La denuncia sistemática de todas las decisiones políticas ha creado una situación de provisionalidad en la que nadie puede estar seguro de nada

El acoso judicial no es una táctica política nueva, ni siquiera es exclusiva de los profesionales de la política. En los años 80, un constructor de Vigo le volvió loco al Ayuntamiento recurriendo todas las licencias que concedía, y obtuvo éxitos clamorosos. Poco después, esa misma estrategia la siguieron en Santander el propietario de una vivienda que se encontraba sobre el túnel de Tetuán, que quedó dañada por las obras, y por un carnicero de Monte, al que le expropiaron varias fincas para la construcción de la S-20. Este último consiguió dos derrotas descomunales del Ayuntamiento, al tumbar la recalificación del suelo de la entonces Nueva Montaña Quijano y de Ibero Tanagra, lo que demoró años la obra de El Corte Inglés, entre otros muchos efectos para la ciudad. Más tarde fue ARCA la que tumbó el chapucero urbanismo costero de los ayuntamientos, dejando fuera de juego más de 600 viviendas y la EDAR de Vuelta Ostrera.

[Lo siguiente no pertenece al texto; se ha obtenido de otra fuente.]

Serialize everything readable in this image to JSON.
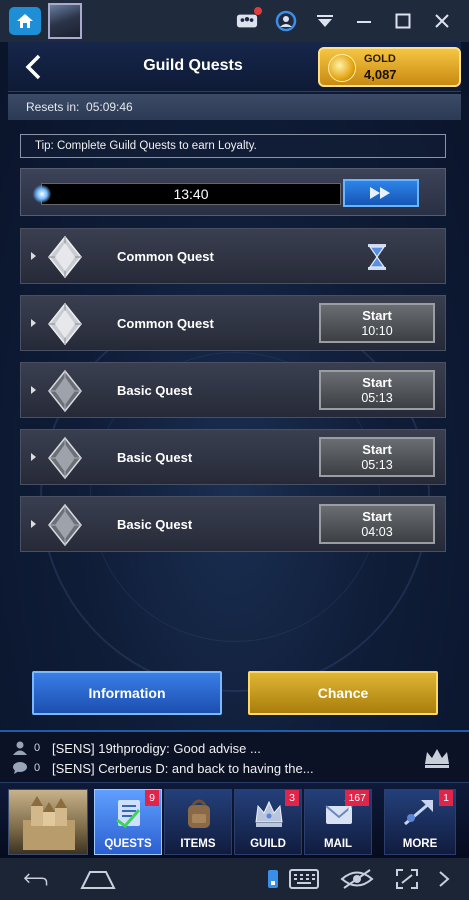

Todo ello demuestra que la Justicia puede convertirse en una herramienta política de primer orden, para cualquiera que no pueda salirse con la suya a través de los votos. Y, obviamente, esa no es su utilidad. Pero también es cierto que nada de esto sería posible si las decisiones que se toman desde las administraciones públicas estuviesen ajustadas siempre a derecho. Lo sorprendente es que muchas de ellas no lo estén o que hayamos hecho normas tan endebles que cualquiera puede encontrar el resquicio para llevarse por delante, por ejemplo, prácticamente todos los planes de urbanismo de Cantabria. Y, peor aún. Como muchos de estos asuntos solo buscan la atención pública, el caso está ganado desde el principio, con el revuelo que se monta en los periódicos, porque pocos ciudadanos esperan a la sentencia o al archivo de la denuncia para tener opinión. Vox lo ha entendido perfectamente. Nadie va a recordar ninguna de las iniciativas que presente en el Parlamento, salvo la moción de censura a Sánchez, pero –jugando a la estadística– algo quedará de los 93 recursos o querellas que ha presentado contra el Gobierno de la nación en año y medio.